In the event, we summoned Doctor Dogvorkian, who came to the premises last night to usher Napalm out of his pain. N had a last afternoon walk on the grassy premises of the middle school across the street, and savored the unspeakable smells that dogs so enjoy. I fed him a couple of “Happy Hips” chicken jerky strips, a favorite treat times past that his dodgy digestion had not reliably tolerated these latter years, and he seemed delighted at the old vivid taste. Dr. D then administered a sedative via needle to the thigh—Napalm growled softly, but Napalm always growled at shots—and then slowly faded out of doggie consciousness as Lina cradled his head in her lap. After ten minutes Dr. D injected the endgame into Napalm’s heart. N’s breathing, which up until this point had been almost unnoticeable, became audibly labored for one...two...three cycles
I had thought myself prepared for this. I was not. The grief was sharp, overwhelming.
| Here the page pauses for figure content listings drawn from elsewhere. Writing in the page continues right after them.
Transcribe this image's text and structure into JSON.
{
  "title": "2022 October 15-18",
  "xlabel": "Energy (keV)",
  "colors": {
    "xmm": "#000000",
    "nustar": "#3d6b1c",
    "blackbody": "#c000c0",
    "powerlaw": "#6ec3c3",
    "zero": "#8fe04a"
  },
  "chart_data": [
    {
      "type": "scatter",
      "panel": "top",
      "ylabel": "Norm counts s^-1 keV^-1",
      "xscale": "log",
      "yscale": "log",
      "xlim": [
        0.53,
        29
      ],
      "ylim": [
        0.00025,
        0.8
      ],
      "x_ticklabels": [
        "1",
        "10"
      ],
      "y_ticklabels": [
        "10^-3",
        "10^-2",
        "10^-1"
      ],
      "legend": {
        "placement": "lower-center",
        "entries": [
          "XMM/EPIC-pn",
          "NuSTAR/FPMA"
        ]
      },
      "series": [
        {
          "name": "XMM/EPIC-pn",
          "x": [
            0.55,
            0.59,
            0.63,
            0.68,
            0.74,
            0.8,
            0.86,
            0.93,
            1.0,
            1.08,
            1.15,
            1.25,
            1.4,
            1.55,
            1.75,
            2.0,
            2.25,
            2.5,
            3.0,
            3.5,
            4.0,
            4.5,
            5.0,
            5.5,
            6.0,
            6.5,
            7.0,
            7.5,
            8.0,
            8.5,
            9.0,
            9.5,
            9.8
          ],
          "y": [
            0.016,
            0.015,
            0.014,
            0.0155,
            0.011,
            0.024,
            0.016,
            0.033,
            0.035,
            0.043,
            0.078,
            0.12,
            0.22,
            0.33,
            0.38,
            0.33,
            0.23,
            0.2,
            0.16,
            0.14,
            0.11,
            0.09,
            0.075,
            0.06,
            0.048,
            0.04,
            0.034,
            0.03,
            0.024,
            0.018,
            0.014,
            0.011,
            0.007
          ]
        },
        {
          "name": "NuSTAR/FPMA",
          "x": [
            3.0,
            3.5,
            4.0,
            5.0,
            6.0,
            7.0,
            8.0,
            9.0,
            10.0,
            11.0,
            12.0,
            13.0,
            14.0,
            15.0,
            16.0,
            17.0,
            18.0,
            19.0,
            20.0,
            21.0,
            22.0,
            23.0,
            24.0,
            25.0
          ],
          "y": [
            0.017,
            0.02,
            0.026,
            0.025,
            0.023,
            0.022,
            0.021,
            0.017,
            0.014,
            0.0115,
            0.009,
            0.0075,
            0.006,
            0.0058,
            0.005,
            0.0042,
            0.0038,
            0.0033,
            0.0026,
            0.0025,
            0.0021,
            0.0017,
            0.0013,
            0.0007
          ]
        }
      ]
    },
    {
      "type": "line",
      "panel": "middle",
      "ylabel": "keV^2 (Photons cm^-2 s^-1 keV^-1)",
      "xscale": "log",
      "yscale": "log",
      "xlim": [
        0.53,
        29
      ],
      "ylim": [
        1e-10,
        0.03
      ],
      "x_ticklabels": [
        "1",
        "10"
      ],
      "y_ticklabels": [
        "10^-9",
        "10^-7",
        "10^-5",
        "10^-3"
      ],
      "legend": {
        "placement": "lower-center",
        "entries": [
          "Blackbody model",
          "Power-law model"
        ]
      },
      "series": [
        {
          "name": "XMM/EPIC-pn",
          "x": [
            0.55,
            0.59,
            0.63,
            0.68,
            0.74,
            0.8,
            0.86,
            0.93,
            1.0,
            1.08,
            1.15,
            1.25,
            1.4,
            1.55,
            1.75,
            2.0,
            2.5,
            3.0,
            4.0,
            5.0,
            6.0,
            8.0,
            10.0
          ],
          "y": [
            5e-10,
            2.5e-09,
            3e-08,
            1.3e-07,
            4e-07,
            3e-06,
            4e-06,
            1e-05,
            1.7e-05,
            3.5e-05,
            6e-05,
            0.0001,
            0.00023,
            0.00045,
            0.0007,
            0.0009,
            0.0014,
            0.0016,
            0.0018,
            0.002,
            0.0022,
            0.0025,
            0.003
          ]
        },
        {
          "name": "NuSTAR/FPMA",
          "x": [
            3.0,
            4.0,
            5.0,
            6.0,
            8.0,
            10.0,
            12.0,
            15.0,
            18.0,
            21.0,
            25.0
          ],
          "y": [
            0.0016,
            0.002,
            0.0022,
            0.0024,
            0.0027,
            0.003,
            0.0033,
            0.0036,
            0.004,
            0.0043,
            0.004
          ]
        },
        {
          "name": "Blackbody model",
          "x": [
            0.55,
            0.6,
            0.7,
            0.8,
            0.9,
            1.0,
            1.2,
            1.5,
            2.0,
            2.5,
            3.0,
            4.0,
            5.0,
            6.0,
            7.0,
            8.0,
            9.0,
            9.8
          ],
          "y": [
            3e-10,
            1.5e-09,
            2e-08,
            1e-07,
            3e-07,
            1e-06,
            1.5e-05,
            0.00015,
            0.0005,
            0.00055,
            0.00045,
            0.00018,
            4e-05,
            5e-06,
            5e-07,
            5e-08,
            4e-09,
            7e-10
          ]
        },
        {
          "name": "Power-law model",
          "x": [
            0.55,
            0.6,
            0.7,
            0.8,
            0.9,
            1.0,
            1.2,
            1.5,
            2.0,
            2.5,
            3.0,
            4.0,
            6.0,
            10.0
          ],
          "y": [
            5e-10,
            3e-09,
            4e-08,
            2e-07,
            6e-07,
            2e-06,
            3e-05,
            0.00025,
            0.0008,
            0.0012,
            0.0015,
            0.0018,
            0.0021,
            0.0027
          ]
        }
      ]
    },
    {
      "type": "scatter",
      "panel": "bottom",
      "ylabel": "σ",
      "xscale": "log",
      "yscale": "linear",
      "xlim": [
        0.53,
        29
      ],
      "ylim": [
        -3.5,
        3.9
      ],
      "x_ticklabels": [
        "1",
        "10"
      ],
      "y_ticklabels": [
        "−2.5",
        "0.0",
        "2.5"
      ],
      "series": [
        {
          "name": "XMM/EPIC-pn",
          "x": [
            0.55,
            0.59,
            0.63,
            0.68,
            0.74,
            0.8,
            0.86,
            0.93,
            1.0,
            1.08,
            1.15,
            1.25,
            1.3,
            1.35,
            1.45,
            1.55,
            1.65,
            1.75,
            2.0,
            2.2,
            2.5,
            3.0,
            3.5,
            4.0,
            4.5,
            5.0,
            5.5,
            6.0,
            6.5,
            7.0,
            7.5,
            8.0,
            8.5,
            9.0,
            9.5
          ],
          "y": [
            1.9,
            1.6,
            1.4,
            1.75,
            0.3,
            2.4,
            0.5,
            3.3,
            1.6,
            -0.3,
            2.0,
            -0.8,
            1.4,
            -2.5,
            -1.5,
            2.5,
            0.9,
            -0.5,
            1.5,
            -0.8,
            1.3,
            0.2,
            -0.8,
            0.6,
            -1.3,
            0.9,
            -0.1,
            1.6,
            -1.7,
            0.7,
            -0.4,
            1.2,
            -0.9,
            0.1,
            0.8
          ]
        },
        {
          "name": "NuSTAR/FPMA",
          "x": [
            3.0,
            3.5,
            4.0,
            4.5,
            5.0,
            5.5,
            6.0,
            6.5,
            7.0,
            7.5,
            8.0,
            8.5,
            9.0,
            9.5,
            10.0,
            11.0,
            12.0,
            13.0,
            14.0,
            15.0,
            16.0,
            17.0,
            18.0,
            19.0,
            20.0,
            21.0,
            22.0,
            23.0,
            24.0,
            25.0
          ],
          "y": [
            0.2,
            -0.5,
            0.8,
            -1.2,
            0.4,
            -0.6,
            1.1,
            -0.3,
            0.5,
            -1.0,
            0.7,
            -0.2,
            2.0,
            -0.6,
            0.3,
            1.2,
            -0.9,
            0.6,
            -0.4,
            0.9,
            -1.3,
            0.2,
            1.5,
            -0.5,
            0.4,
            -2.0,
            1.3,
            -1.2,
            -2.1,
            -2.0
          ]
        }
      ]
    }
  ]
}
Farewell, you poor old creature.
Ravi was not there for the end, but was on hand for the transfer of Napalm’s body from his pillow into a plastic crate for transport off the premises. He appeared subdued this morning.
Top: Napalm in happier days at Navajo Lake, Utah, in 2000. Elevation was 10K feet, and he handled it much better than did his owners. Below that: Napalm near the end of his long life.